The probation-only verdict outraged many in the community, and set off a massive firestorm on social media.

“Both leadership and members of our organization were outraged at this news,” read a press release from the local chapter of the #MeToo movement, according to the Springfield News-Leader. “We strongly believe that one of the best ways to lower the rates of sexual assault is to punish perpetrators.”

“Rulings like this send a strong message to rapists that they can get away with it,” the statement continued. “Not only is it unjust, but sends the message to victims that pursuing justice isn’t worth it.”

Prosecutors had asked for the maximum sentence of seven years in prison for Gormley, according to the Springfield News-Leader.

Gormley’s attorney argued that his client hadn’t begun sex offender counseling after being released from the sex offender program when he committed the rape, and should therefore be given only probation.

The angry prosecutor took to social media to quote President Ronald Reagan after the verdict.

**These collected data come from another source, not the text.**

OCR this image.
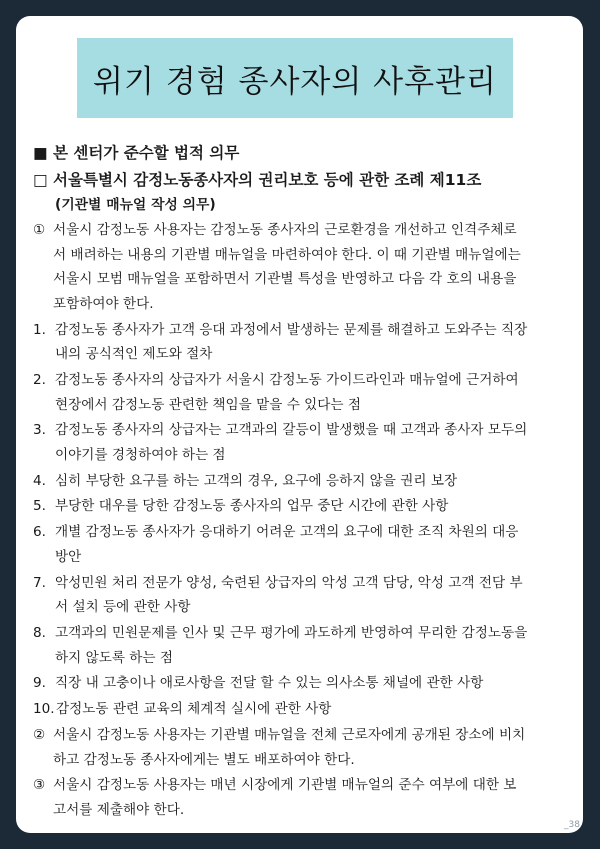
위기 경험 종사자의 사후관리
■ 본 센터가 준수할 법적 의무
□ 서울특별시 감정노동종사자의 권리보호 등에 관한 조례 제11조
(기관별 매뉴얼 작성 의무)
① 서울시 감정노동 사용자는 감정노동 종사자의 근로환경을 개선하고 인격주체로
서 배려하는 내용의 기관별 매뉴얼을 마련하여야 한다. 이 때 기관별 매뉴얼에는
서울시 모범 매뉴얼을 포함하면서 기관별 특성을 반영하고 다음 각 호의 내용을
포함하여야 한다.
1. 감정노동 종사자가 고객 응대 과정에서 발생하는 문제를 해결하고 도와주는 직장
내의 공식적인 제도와 절차
2. 감정노동 종사자의 상급자가 서울시 감정노동 가이드라인과 매뉴얼에 근거하여
현장에서 감정노동 관련한 책임을 맡을 수 있다는 점
3. 감정노동 종사자의 상급자는 고객과의 갈등이 발생했을 때 고객과 종사자 모두의
이야기를 경청하여야 하는 점
4. 심히 부당한 요구를 하는 고객의 경우, 요구에 응하지 않을 권리 보장
5. 부당한 대우를 당한 감정노동 종사자의 업무 중단 시간에 관한 사항
6. 개별 감정노동 종사자가 응대하기 어려운 고객의 요구에 대한 조직 차원의 대응
방안
7. 악성민원 처리 전문가 양성, 숙련된 상급자의 악성 고객 담당, 악성 고객 전담 부
서 설치 등에 관한 사항
8. 고객과의 민원문제를 인사 및 근무 평가에 과도하게 반영하여 무리한 감정노동을
하지 않도록 하는 점
9. 직장 내 고충이나 애로사항을 전달 할 수 있는 의사소통 채널에 관한 사항
10. 감정노동 관련 교육의 체계적 실시에 관한 사항
② 서울시 감정노동 사용자는 기관별 매뉴얼을 전체 근로자에게 공개된 장소에 비치
하고 감정노동 종사자에게는 별도 배포하여야 한다.
③ 서울시 감정노동 사용자는 매년 시장에게 기관별 매뉴얼의 준수 여부에 대한 보
고서를 제출해야 한다.
_38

“We must reject the idea that every time a law’s broken, society is guilty rather than the law breaker. It’s time to restore the American precept that each individual is accountable for his actions,” Patterson tweeted.

The local #MeToo chapter called Gormley’s sentence a “setback to the efforts of our organization and city leaders who are invested in regaining the trust of survivors, getting more women to report, and ensuring that justice is served more even-handedly,” according to the Springfield News-Leader.

The group said Holden’s ruling has made other victims going through the prosecution process afraid their voices will not be heard and that they will not get justice.